Question pour notre Terre, mère nourricière : les dinosaures vont-ils nous manger ?…

L’un des logiciels les plus importants du web, est un navigateur, ou butineur : Mozilla.

Le nom de Mozilla fait penser à ‘Godzilla‘, qui est un monstre de série télé japonaise, incarnant un Dinosaure.

D’autres traces vues de-ci et delà, dans l’informatique, dessinent un monde de l’informatique et des logiciels, qui plongerait ses racines dans une culture littéraire, musicale, télévisuelle, ‘naturelle’, mythologique… globale.

Par exemple, ‘Firefox’. La traduction grossière de Firefox (le Renard de Feu), fait penser à une oeuvre littéraire du Moyen-Age, ‘Le Roman de Renart‘.

Firefox est aussi accompagné de Thunderbird, qui est une messagerie. Thunderbird est le nom anglais, d’une créature légendaire issue des croyances amérindiennes appelée « oiseau-tonnerre », qui évoque un faucon, et dont le thème tourne autour de la place dans une communauté, la relation aux autres, la domination, et la dépense  de ressources naturelles et de connaissances. Le faucon devient serviteur des ressources qu’on lui a enseignées ou transmises, faute de savoir se limiter . Ce nom fait peut-être aussi référence à un opéra russe (L’oiseau de feu).

On se rappelle que notre science contient elle-même ses mythes ou ses énigmes, même s’ils sont parfois assez bien expliqué. Par exemple, celui faisant référence aux dinosaures : ce sont des animaux gigantesques, qui ont quasiment disparu de la planète : ils sont morts, pour les plus massifs d’entre eux, faute de nourriture, suite à un cataclysme naturel. Celui aussi de Frankenstein, cet homme reconstruit par des moyens  artificiels mais organiques, et innarrêtable, tuant même son concepteur.

La science a-t-elle toujours fait la part du mythique et de l’utile ? La question est posée sans cesse, et à vrai dire l’objectivité dans la recherche scientifique est une question difficile à traiter. Mais commençons par revenir au Roman de Renart, que nous connaissons tous, et qui nous donne des racines plongées dans le moyen-âge.

Le roman de Renart et le paysage de connaissances

Le Roman de Renart est un livre, qui a été écrit entre 1174 et 1250, et que tout le monde connait, au moins pour en avoir entendu parler.
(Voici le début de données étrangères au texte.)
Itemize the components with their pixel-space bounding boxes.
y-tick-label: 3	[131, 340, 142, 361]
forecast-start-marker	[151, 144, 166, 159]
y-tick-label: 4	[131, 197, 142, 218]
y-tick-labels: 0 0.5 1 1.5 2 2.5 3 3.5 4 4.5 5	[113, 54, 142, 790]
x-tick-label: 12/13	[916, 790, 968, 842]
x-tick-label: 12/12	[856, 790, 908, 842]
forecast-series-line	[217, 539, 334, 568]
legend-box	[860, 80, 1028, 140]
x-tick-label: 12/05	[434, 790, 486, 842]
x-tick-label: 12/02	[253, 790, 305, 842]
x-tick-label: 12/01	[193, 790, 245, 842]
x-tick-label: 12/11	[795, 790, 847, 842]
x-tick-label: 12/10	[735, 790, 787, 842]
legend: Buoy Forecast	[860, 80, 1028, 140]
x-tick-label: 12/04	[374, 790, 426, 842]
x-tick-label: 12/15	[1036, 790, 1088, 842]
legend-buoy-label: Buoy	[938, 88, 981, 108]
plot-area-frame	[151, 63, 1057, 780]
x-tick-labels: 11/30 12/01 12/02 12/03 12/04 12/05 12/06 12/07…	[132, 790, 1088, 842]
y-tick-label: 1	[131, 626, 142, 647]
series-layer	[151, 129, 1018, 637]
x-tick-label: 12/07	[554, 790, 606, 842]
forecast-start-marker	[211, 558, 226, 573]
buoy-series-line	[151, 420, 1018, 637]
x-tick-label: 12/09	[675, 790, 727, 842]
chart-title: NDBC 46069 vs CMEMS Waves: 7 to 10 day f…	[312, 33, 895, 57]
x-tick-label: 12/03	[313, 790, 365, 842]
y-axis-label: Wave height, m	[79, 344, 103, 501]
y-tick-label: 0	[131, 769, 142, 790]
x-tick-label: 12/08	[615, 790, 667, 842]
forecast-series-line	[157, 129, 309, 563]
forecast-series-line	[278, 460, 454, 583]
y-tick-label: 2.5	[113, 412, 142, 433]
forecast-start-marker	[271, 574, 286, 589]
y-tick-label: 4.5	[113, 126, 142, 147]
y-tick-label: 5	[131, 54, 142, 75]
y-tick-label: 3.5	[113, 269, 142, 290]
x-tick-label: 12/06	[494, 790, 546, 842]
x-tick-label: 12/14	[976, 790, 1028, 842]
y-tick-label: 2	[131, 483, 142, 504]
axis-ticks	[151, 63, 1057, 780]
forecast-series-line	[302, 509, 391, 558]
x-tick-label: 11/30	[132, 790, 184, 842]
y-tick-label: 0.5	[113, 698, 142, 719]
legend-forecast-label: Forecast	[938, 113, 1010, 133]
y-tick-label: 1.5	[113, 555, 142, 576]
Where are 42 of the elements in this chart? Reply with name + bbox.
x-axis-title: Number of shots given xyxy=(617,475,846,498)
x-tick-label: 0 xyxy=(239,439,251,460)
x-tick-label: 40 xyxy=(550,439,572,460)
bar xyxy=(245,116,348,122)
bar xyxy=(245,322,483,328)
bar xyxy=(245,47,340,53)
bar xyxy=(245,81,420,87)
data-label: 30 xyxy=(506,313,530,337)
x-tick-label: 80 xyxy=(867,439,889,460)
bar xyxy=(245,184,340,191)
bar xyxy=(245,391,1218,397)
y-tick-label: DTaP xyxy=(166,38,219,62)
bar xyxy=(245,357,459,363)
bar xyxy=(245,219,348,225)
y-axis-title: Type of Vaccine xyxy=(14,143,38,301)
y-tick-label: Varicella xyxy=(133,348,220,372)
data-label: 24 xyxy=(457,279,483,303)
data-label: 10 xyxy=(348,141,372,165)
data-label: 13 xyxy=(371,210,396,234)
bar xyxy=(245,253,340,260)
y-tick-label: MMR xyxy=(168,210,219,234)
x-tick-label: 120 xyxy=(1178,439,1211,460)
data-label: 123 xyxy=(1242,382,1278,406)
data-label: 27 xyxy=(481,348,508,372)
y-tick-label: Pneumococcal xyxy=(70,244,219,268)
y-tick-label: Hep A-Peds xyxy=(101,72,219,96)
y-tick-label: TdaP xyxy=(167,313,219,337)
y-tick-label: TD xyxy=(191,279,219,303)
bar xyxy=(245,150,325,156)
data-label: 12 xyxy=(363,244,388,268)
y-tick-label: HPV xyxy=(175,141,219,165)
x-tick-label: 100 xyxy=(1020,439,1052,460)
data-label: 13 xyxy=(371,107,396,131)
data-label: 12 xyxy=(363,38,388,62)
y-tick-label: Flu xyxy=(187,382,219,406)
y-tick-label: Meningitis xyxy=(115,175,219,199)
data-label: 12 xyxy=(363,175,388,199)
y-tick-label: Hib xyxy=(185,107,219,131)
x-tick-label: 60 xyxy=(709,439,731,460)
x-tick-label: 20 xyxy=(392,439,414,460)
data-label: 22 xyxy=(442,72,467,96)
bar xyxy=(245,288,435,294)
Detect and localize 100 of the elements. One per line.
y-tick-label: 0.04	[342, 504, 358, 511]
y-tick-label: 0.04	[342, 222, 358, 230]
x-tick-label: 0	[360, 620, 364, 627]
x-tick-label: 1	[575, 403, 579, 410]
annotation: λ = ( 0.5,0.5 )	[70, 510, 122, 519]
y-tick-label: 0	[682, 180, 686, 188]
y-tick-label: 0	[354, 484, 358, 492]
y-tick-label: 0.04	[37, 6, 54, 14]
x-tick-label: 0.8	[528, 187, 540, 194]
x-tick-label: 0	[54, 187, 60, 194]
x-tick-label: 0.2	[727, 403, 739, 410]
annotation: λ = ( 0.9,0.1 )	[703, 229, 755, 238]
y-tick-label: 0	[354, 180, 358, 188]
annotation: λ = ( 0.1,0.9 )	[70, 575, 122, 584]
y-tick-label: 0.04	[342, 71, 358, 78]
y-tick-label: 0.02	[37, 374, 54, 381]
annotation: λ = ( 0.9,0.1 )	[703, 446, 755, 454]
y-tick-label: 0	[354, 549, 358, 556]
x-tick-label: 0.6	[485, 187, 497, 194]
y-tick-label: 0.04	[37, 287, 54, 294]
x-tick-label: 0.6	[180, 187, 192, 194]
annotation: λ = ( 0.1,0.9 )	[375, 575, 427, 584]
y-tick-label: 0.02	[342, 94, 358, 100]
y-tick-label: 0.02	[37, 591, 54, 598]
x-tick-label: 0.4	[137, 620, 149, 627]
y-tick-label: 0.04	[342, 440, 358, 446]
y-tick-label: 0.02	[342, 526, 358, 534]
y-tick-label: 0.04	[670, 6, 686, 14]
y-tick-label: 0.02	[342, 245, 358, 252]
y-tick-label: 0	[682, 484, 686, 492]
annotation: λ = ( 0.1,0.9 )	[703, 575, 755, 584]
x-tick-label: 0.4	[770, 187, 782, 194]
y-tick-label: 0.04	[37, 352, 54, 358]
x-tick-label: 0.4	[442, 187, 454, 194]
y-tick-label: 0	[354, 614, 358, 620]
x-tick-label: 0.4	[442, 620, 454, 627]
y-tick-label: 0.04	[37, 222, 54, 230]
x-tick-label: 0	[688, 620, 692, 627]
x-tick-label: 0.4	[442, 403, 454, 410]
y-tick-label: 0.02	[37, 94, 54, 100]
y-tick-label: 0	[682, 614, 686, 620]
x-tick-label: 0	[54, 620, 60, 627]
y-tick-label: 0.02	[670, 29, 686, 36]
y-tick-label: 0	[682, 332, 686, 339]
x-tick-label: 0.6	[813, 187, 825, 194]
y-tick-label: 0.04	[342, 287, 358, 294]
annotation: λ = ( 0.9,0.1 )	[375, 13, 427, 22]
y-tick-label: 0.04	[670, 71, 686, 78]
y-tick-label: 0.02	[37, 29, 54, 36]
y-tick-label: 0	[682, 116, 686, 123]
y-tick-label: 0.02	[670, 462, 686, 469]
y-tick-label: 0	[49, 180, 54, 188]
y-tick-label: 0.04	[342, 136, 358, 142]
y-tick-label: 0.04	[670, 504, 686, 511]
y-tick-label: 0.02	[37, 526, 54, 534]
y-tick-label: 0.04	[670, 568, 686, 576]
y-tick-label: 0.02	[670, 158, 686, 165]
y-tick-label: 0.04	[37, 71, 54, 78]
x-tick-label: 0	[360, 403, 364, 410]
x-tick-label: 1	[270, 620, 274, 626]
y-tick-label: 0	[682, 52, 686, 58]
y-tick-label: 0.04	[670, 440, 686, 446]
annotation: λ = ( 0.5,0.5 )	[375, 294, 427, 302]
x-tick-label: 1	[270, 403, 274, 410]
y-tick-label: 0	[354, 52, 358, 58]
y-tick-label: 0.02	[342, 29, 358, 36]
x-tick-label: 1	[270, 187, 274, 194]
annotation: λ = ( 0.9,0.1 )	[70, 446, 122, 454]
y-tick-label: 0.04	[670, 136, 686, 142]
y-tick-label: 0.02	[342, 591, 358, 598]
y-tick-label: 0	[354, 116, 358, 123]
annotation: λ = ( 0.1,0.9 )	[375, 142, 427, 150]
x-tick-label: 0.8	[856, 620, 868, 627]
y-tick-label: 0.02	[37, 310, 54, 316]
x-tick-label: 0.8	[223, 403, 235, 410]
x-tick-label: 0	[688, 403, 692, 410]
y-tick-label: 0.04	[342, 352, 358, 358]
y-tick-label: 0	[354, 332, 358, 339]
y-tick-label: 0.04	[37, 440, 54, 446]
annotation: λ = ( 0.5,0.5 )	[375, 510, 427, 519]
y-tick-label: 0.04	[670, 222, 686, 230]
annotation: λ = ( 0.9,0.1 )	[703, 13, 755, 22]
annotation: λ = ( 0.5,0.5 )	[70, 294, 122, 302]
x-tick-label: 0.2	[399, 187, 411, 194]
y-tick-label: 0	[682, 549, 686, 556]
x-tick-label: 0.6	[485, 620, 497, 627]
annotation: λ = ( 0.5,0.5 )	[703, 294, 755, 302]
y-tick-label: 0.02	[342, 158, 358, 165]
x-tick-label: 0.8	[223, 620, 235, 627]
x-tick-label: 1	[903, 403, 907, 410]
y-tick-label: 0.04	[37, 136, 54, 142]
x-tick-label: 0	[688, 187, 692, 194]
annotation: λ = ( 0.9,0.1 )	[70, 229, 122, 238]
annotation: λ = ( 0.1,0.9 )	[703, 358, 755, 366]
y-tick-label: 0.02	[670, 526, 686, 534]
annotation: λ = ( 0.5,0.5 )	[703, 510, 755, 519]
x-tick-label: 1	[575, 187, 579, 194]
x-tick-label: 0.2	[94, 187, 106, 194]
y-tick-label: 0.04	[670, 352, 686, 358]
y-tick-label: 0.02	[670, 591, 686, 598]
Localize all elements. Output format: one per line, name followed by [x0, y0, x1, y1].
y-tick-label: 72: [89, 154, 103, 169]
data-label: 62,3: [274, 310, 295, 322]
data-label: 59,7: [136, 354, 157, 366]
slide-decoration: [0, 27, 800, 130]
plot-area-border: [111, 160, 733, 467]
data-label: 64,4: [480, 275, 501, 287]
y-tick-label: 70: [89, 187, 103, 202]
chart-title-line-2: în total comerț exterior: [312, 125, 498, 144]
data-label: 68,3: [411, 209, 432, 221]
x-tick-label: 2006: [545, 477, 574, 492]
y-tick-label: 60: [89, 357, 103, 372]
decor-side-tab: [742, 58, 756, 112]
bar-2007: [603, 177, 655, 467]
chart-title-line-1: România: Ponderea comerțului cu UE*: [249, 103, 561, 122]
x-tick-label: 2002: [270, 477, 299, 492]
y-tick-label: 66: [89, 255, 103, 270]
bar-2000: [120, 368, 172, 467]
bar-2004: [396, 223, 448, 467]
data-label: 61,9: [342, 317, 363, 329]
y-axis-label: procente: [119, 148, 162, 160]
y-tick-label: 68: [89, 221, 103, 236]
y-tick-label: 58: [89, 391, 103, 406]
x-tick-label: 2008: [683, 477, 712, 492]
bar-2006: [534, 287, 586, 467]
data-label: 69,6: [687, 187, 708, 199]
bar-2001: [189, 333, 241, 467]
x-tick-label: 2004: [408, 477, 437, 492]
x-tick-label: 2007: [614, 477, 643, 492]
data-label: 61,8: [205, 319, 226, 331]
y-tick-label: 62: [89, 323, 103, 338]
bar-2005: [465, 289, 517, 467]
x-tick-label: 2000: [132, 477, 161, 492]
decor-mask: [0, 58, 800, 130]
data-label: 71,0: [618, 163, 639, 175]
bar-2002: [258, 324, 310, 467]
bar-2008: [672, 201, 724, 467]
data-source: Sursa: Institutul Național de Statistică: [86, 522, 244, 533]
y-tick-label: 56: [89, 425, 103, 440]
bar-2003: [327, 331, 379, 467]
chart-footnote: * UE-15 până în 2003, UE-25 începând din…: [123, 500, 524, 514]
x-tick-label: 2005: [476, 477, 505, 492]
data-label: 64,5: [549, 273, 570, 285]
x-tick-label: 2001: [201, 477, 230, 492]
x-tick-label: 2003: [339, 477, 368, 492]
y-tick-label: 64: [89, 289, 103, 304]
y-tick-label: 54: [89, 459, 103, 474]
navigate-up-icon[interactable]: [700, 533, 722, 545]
Il est hérité d’une oeuvre née en Inde (le  Pañchatantra), et transmise chez nous par les Arabes, en passant par le monde latin, avec les fables d’Esope. Les récits de notre Roman de Renart ont tous été écrits par des auteurs différents. Les récits sont des « branches », qui sont au nombre de 27. Le livre est donc à cet époque un arbre, c’est comme cela que les esprits les concevait (par exemple cela est cité dans l’Encyclopédie de Diderot et d’Alembert, qui évoque l’arbre encyclopédique). On remarque d’ailleurs que l’on parle encore aujourd’hui, parfois, de ‘forêts de connaissances’. Ce roman est inspiré en partie des fables d’Esope, oeuvre de l’antiquité elle-même inspirée d’une oeuvre indienne, le Panchatantra.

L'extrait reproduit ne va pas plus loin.